Bila semua Al Qur’an diringkas, intinya adalah takwa. Maka setiap cerita tentang hari kiamat dalam Al Qur’an adalah untuk meningkatkan ketakwaan. Supaya manusia tahu bahwa dunia bukan tujuan. Melainkan tempat berbekal amal saleh menuju alam akhirat. Setiap cerita tentang para nabi, juga tujuannya takwa. Supaya manusia belajar bahwa kalau ingin menjadi manusia muttaqiin tidak ada lain kecuali ikut jejak para nabi. Perhatikan Nabi Nuh mengajak kaumnya: Nuh berkata: “Hai kaumku, sesungguhnya aku adalah pemberi peringatan yang menjelaskan kepada kamu, (yaitu) sembahlah olehmu Allah, bertaqwalah kepada-Nya dan taatlah kepadaku, niscaya Allah akan mengampuni sebagian dosa-dosamu dan menangguhkan kamu sampai kepada waktu yang ditentukan. Sesungguhnya ketetapan Allah apabila telah datang tidak dapat ditangguhkan, kalau kamu mengetahui”.

Saudaraku…

Jadi bertakwa kepada Allah adalah merupakan pesan dakwah yang harus senantiasa diulang-ulang di atas mimbar. Rasulullah saw. selalu memulai pesan-pesannya dengan takwa. Imam Abu Daud, At Tirmidzi dan Ibnu Majah meriwayatkan sebuah hadits, di dalamnya diceritakan bahwa Rasulullah saw. memberikan nasihat dengan wajah yang sangat serius.

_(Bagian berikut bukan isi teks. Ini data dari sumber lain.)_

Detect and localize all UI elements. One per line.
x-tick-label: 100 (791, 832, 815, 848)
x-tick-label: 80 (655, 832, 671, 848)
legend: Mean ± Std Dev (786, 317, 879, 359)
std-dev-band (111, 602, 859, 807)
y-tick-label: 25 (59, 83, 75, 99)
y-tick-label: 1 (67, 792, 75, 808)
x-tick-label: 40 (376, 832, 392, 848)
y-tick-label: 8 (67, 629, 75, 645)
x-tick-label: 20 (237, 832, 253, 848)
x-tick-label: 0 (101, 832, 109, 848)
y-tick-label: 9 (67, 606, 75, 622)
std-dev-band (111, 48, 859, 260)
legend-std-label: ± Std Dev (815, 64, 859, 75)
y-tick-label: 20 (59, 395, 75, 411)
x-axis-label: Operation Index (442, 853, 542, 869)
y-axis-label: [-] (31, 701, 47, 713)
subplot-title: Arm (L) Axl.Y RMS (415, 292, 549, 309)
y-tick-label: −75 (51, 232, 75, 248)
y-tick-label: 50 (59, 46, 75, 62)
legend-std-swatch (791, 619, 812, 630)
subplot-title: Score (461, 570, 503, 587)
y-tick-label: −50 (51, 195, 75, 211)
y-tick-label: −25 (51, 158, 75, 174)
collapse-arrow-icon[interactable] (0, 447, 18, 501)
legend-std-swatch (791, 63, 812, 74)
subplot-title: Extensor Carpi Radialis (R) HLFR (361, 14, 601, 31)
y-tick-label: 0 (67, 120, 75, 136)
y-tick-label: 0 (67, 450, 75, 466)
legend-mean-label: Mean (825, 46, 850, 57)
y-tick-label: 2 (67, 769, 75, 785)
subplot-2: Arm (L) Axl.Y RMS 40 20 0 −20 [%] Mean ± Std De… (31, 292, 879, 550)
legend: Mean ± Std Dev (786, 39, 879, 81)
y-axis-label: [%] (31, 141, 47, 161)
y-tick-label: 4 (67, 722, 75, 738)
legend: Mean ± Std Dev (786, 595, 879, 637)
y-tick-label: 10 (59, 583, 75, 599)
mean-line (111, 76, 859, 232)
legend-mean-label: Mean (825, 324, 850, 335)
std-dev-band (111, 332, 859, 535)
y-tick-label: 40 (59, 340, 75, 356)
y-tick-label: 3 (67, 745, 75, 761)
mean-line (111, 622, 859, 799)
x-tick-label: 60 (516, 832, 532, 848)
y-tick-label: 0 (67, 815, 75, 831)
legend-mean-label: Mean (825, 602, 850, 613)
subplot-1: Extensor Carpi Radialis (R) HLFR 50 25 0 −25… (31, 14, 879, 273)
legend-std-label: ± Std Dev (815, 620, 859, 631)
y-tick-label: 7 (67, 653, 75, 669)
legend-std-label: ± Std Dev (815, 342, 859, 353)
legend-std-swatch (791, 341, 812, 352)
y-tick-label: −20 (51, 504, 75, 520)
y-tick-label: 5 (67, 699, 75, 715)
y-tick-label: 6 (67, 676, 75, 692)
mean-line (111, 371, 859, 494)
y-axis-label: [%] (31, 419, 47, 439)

Para sahabat mengira bahwa itu adalah nasihat terakhir. Banyak para sahabat yang menangis. Isi nasihatnya ternyata hanya mengajak kepada takwa: ushikum bitaqwallahi bissam’I wath thaa’ah.. (aku berpesan agar kalian bertakwa kepada Allah dengan bersungguh-sungguh mentaatinya).

Saudaraku…

Pesan takwa adalah tema yang harus senantiasa dihidupkan dalam jiwa. Sebab tidak ada lain tugas kita di dunia ini kecuali hanya menataati Allah swt. Mengapa?

(1) Sebab alam semesta yang kita tempati adalah milikNya. Maka dialah yang paling berhak diikuti aturanNya. Dan untuk itu Dia telah mengutus nabi-nabi supaya manusia tahu bagaimana cara menjalankan kewajiban kepadaNya. Jadi tidak ada alasan untuk menghidari ajaranNya.

(2) Bahwa manusia tidak Allah bekali pengetahuan kecuali sedikit. Dalam urusan dunia Allah bekalkan akal dengannya manusia bisa mengembangkan pengetahuannya. Tetapi untuk urusan kahirat akal harus tunduk kepada wahyu. Dan memang akal tidak diberi kemapuan untuk mengarang-ngarang sendiri dalam masalah cara beribadah kepada Allah. Karenanya ia harus ikut apa kata Allah dan rasulNya.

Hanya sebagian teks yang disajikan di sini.